Just Shoot Me
The new shop is so graceful, stately, and tranquil as to suggest the antithesis of a shop. It hardly seems possible anything so crass as commerce, so gross as chewing and swallowing transpires here.Oh, people eat, but with such rapt concentration the act borders on prayer. They pay, but so wholeheartedly, each transaction seems like a sacred offering. Semi-subliminal hymns fill the air but not constantly; every now and then the shuffle function selects a pause.
[This is an excerpt from Diary of a Heretic, the novel. Click here for the first episode, or here for the previous one.]
At the west entrance, long contemplative lines of seekers progress to the take-out counter. At the east entrance, people take off their shoes and make themselves ready for one of twenty-one pedestal tables, waited on by willowy girls in long dresses, their hair pulled into buns and wreathed with flowers. Sylvia’s Korean; Annick is Dutch, and their ceremonial, sometimes faltering English adds to the portentousness of things.
Carlos in his fine suits and pristine Adidas oversees the operation with a sacerdotal air. He oversees the bakers, now called novitiates, who also wear white Adidas. (Do you suppose he’s gotten a sponsorship deal?) Anyway: Carlos oversees the clerks who wear white or black clothes and brightly patterned vests, and either shave their heads or wear their hair in long glossy ponytails down their backs. Graham (tawny curling ponytail) works the main room with Sylvia and Annick. Greg (dark hairless head, blazing white smile) works the take-out counter, ringing up sales; while upstairs, four more handsome young clerks man the computers.
I, on the other hand, pad about with no honest work. Other than performing the nightly meeting, I hardly speak, because basically, I don’t know what to say to people anymore. Everywhere I go, there they are, novitiates, clerks, acolytes, customers, all, waiting to venerate me. Sometimes they bow their heads before casting a shy glance. Sometimes they freeze, open-mouthed. Or else they stare and nudge each other. But invariably when I enter a room, they stop what they’re doing. The bolder, more desperate ones vie for eye contact. Everyone looks at me expectantly, so, so expectantly, and I . . .
I stumble and blush, hurrying to the nearest exit, blush and lurch along as people reach for my hem, jostling each other, trying to grasp my hand. I blush and stammer, “Yes,” and “Hello.”
“Yes.” “Hello.” It’s ridiculous.
Your little girl’s dying of cancer? “Yes.” I pat the mother’s hand.
You lost your job? “Hello.” I squeeze the man’s shoulder.
AIDS? “Yes.” I crouch by his wheelchair and awkwardly try to hug him, “Hello.”

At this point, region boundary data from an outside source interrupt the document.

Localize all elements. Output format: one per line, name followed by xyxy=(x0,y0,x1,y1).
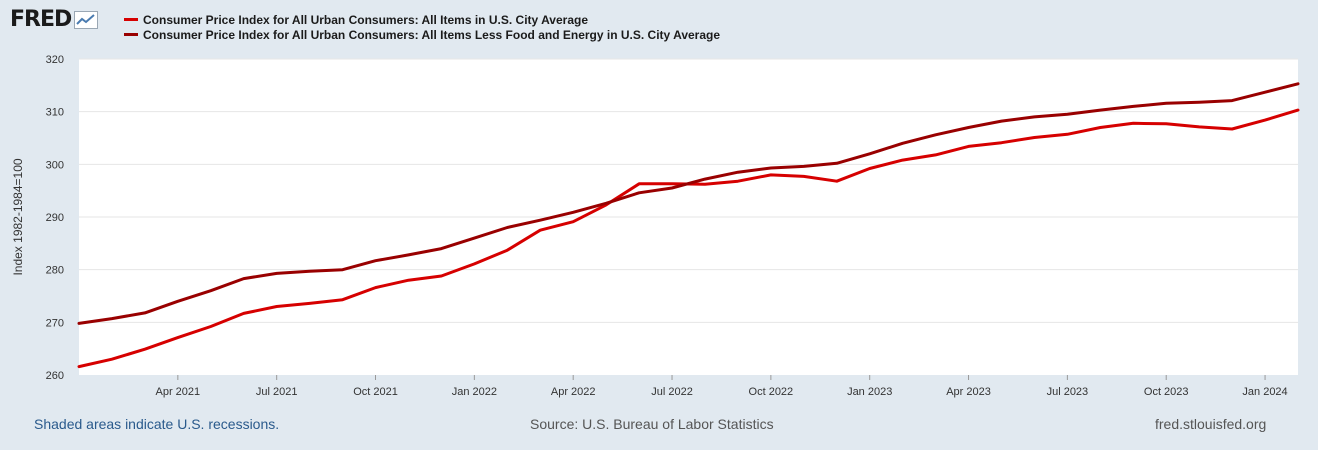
fred-logo[interactable]: FRED xyxy=(10,7,99,32)
y-tick-label-300: 300 xyxy=(46,159,64,171)
x-tick-label-2022-07: Jul 2022 xyxy=(651,386,693,398)
x-tick-label-2024-01: Jan 2024 xyxy=(1242,386,1287,398)
x-tick-label-2022-01: Jan 2022 xyxy=(452,386,497,398)
x-tick-label-2023-01: Jan 2023 xyxy=(847,386,892,398)
legend-label-cpi-all-items: Consumer Price Index for All Urban Consu… xyxy=(143,12,588,27)
legend-item-cpi-all-items[interactable]: Consumer Price Index for All Urban Consu… xyxy=(124,12,720,27)
y-tick-label-310: 310 xyxy=(46,107,64,119)
recession-note-link[interactable]: Shaded areas indicate U.S. recessions. xyxy=(34,416,280,432)
chart-legend: Consumer Price Index for All Urban Consu… xyxy=(124,12,720,42)
x-tick-label-2022-04: Apr 2022 xyxy=(551,386,596,398)
line-chart: 260 270 280 290 300 310 320 Apr 2021 Jul 2021 Oct… xyxy=(11,54,1300,398)
x-tick-label-2023-04: Apr 2023 xyxy=(946,386,991,398)
legend-swatch-cpi-core xyxy=(124,33,138,36)
y-tick-label-290: 290 xyxy=(46,212,64,224)
logo-text: FRED xyxy=(10,7,72,32)
y-tick-label-320: 320 xyxy=(46,54,64,66)
series-line-2 xyxy=(77,82,1300,325)
legend-label-cpi-core: Consumer Price Index for All Urban Consu… xyxy=(143,27,721,42)
x-tick-label-2021-10: Oct 2021 xyxy=(353,386,398,398)
x-tick-label-2023-10: Oct 2023 xyxy=(1144,386,1189,398)
x-tick-label-2022-10: Oct 2022 xyxy=(749,386,794,398)
chart-line-icon xyxy=(74,10,99,29)
legend-swatch-cpi-all-items xyxy=(124,18,138,21)
x-tick-label-2023-07: Jul 2023 xyxy=(1047,386,1089,398)
legend-item-cpi-core[interactable]: Consumer Price Index for All Urban Consu… xyxy=(124,27,720,42)
y-axis-label: Index 1982-1984=100 xyxy=(11,158,25,275)
x-tick-label-2021-07: Jul 2021 xyxy=(256,386,298,398)
y-tick-label-280: 280 xyxy=(46,265,64,277)
y-tick-label-270: 270 xyxy=(46,317,64,329)
y-tick-label-260: 260 xyxy=(46,370,64,382)
source-text: Source: U.S. Bureau of Labor Statistics xyxy=(530,416,774,432)
x-tick-label-2021-04: Apr 2021 xyxy=(156,386,201,398)
site-url[interactable]: fred.stlouisfed.org xyxy=(1155,416,1267,432)
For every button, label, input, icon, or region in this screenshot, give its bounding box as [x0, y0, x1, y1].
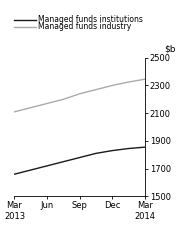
Text: $b: $b — [164, 44, 176, 53]
Text: Managed funds industry: Managed funds industry — [38, 22, 131, 31]
Text: Managed funds institutions: Managed funds institutions — [38, 15, 143, 24]
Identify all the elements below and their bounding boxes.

Lied, cheated, stolen—third time in rehab? “Hello.” I nod at the addict, “Yes—” admire his red suspenders.
What’s that? You feel compelled to drive your car onto the tracks of a speeding train? “Hello.” Play with a loaded gun? “Yes.” Breathe carbon monoxide? “Well yes, have faith. And yes, hello. ”
I ought to be shot.
And yet everyone oohs and ahs about my aura, my chakras, my chi. I stammer and blush, utter inanities when I can bring myself to utter anything at all—and no one complains. No one raises a fist, tears at the curtains, nothing. Customers, clerks, acolytes, all, raise their eyes, clasp their hands, and proclaim how my very presence fills them with beatitude.